I’ve had a few chances this year to reflect on this, and it’s really interesting to me. In a trash bag scene, I don’t mind being called “trash” or “garbage” because that’s playful objectification. In a littles scene I don’t mind being called “little boy” or “little girl” or even “baby” both because adults use those as terms of endearment, and because the playfulness is still there.
What I don’t like being called in a trash scene is words like “worthless,” “useless,” “disgusting” and the like. Because those are cruel words, and I spent too much of my life believing them. I’ve struggled for most of my life with depression and anxiety; and once years ago I decided that maybe those words were right, and therefore I didn’t need to be around anymore. That led to a very close shave with the worst mistake I could possibly make ever.
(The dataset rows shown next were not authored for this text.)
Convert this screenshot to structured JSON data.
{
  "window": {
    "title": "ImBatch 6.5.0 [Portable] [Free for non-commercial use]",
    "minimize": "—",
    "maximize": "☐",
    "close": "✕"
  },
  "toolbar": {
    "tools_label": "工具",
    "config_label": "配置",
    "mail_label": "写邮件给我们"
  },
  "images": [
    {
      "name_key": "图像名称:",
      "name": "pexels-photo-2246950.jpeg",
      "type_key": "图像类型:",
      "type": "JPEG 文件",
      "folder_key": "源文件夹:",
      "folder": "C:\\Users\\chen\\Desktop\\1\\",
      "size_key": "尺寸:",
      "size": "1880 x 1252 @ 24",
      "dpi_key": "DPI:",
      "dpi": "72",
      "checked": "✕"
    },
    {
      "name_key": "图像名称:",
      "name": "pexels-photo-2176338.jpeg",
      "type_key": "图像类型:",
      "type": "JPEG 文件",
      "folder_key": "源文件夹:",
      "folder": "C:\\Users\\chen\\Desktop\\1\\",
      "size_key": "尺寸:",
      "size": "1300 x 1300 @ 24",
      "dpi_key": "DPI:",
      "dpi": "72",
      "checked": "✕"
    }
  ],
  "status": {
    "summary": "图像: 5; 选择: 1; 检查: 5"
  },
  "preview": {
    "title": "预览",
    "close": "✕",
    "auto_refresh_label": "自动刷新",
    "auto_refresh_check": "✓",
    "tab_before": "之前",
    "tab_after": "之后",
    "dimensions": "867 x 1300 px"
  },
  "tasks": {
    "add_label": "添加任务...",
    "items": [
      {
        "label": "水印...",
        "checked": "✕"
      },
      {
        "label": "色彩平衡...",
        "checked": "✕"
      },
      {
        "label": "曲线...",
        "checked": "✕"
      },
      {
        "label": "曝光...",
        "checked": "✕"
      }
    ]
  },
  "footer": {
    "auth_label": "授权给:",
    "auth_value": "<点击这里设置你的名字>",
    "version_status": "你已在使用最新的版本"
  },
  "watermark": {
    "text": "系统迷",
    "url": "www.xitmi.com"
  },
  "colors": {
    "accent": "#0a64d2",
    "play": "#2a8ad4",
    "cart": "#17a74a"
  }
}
So I need to remember to negotiate that carefully in scenes. For whatever reason. I don’t find being bound in a bag humiliating; but those words can take me there, and not in a fun kinky way.
Is it possible at all to use those words without negative effect? Sure. If we are really close, and we tease each other already, and you take whatever steps are necessary (including negotiation, pre-care, and tone of voice) to convince me you are saying those for fun and not in disgust. Even then, it’s edge play. Handle with care.
Having said all that, I had an incredible bag scene tonight. I wouldn’t have missed it for the world, my Dominant was amazing and read in me everything we hadn’t talked about, and I cannot surkking wait to play plastic with them again. It was a good night… and food for thought as well.